Chapter 56
In the dawn Parr hobbled down the line of yawning porters, checking the reapportionment of burdens. The machilla men, still nibbling at chunks of cold porridge, approached with the hammock swinging from their shoulders.
The safari resumed its march.
Its course was northwest, through jungles of bamboo, round the rims of marshes, past forests filmed with the blue and yellow of convolvulus. The mountains remained apparently as far away as ever, now indistinct behind the heat mist of the lowlands, now disappearing beyond the rainstorms that swept across the plateaux like the robes of colossal gods.
The safari passed leopard traps, graves decked with broken pottery and little banners of rags, then, circling fields of maize, entered a village. The huts stood in a ring inside a rude stockade. The village headman advanced, bending forward from the waist and scraping first one foot and then the other. He made obeisance before the machilla, in which men of his own kind bore up a delicate, pale prodigy, an incredible creature from another aeon or planet.

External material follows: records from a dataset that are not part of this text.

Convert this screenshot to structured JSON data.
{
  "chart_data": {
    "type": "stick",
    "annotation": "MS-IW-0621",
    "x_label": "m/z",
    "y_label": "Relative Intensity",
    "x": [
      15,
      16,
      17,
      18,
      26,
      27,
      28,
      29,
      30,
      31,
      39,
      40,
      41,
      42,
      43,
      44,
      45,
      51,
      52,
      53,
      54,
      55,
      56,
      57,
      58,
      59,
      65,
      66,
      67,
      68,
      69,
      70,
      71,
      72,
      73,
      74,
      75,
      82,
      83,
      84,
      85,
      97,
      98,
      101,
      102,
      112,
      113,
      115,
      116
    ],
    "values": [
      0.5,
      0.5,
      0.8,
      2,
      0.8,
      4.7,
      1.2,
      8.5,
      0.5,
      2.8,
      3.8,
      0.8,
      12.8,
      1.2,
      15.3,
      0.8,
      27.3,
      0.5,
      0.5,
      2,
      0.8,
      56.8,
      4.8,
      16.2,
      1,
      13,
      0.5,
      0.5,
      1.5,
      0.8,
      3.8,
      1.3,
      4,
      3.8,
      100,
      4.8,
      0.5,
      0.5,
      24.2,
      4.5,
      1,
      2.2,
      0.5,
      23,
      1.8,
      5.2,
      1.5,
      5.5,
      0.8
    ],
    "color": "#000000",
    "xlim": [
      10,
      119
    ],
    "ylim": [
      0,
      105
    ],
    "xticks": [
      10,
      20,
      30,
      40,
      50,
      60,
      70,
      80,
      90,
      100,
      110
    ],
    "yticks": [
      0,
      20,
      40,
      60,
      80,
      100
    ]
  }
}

He was a wizened, old man with shreds of white wool on his chin. His eyeballs were tinctured with yellow. His right shoulder was a mass of long-healed scars from the claws and teeth of some beast. Behind him, against a solid wall of his people, young girls with shaved heads, awe-stricken, held gourds of beer as pink as coral and as thick as gruel.
The village headman revealed the news of the wilds, which had been transmitted from tribe to tribe by native travelers, or by the far-carrying beat of wooden gongs. A safari, passing to the north, had penetrated the land of the Mambava. In that safari there were two white men and many askaris. They had now journeyed through the forests of the people of Muene-Motapa. They were in the granite gorges of the waterfalls.

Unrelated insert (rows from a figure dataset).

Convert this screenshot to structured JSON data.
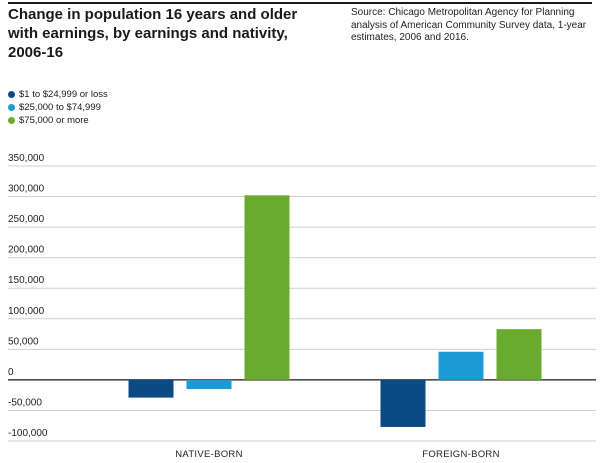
{
  "title": "Change in population 16 years and older with earnings, by earnings and nativity, 2006-16",
  "source": "Source: Chicago Metropolitan Agency for Planning analysis of American Community Survey data, 1-year estimates, 2006 and 2016.",
  "chart_data": {
    "type": "bar",
    "title": "Change in population 16 years and older with earnings, by earnings and nativity, 2006-16",
    "xlabel": "",
    "ylabel": "",
    "categories": [
      "NATIVE-BORN",
      "FOREIGN-BORN"
    ],
    "series": [
      {
        "name": "$1 to $24,999 or loss",
        "color": "#0b4a84",
        "values": [
          -29000,
          -77000
        ]
      },
      {
        "name": "$25,000 to $74,999",
        "color": "#1c9ad6",
        "values": [
          -15000,
          46000
        ]
      },
      {
        "name": "$75,000 or more",
        "color": "#6aab2f",
        "values": [
          302000,
          83000
        ]
      }
    ],
    "ylim": [
      -100000,
      350000
    ],
    "yticks": [
      350000,
      300000,
      250000,
      200000,
      150000,
      100000,
      50000,
      0,
      -50000,
      -100000
    ],
    "ytick_labels": [
      "350,000",
      "300,000",
      "250,000",
      "200,000",
      "150,000",
      "100,000",
      "50,000",
      "0",
      "-50,000",
      "-100,000"
    ],
    "grid": true,
    "legend_position": "top-left"
  }
}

He pointed toward where the floating mountains rose in a peak that was lightly silvered with snow.
Parr, on the Muscat donkey, looking more haggard than ever in the sunshine, demanded:
"Is it the white man who is called the Bwana Bangana?"
That was the name that had accompanied the news.

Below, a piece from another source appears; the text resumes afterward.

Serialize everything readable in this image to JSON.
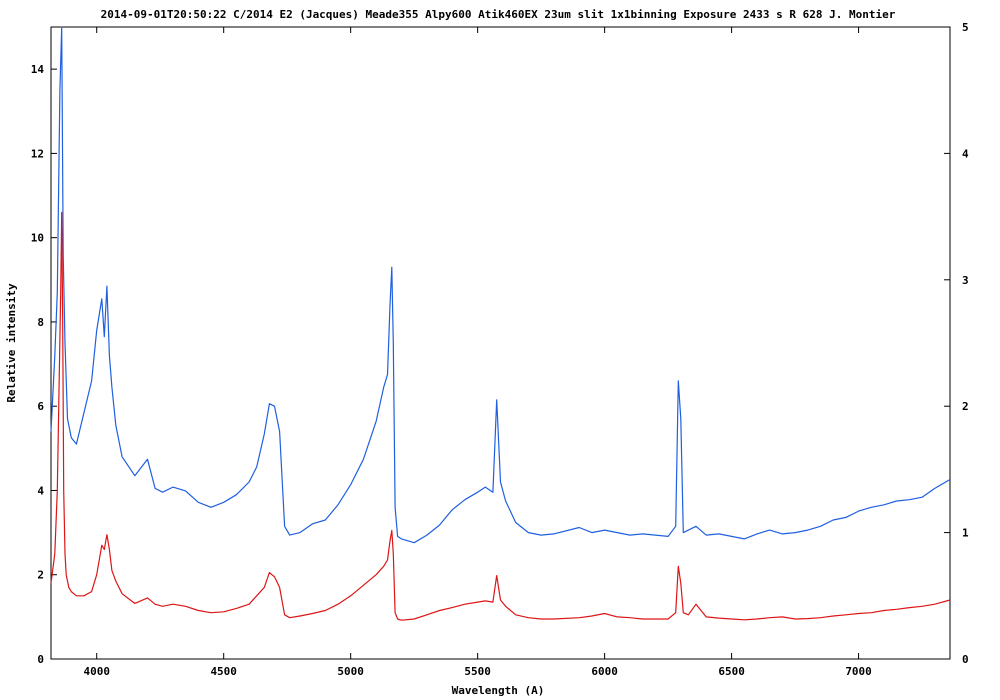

The safari marched faster than before, toward the exalted masses that trembled behind the heat. They emerged upon rolling plains remotely dotted with herds of zebras and antelope. In the blinding sky they saw kites, buzzards, and crows, rising from the carcasses that had been left half devoured by noctambulant beasts of prey. At nightfall the lightning flashed above the mountains in yellow sheets or rosy zigzags. Thunder rolled out across the plain in majestic detonations.
Lilla, watching the storm from the doorway of her tent, told herself that he, too, must hear these sounds; that she had come near enough to share with him at any rate this sensation--unless her dread had already been realized, and he had sunk into a sleep from which even such noises could not wake him.
Hamoud appeared at her side. He quoted from the _Uncreated Book_:
"He showeth you the lightning, a source of awe and hope."
Her heart swelled; she turned to that fervent, handsome face beneath the turban a look of peculiar tenderness like a sword thrust, and responded in liquid tones:
"What should I have done without you?"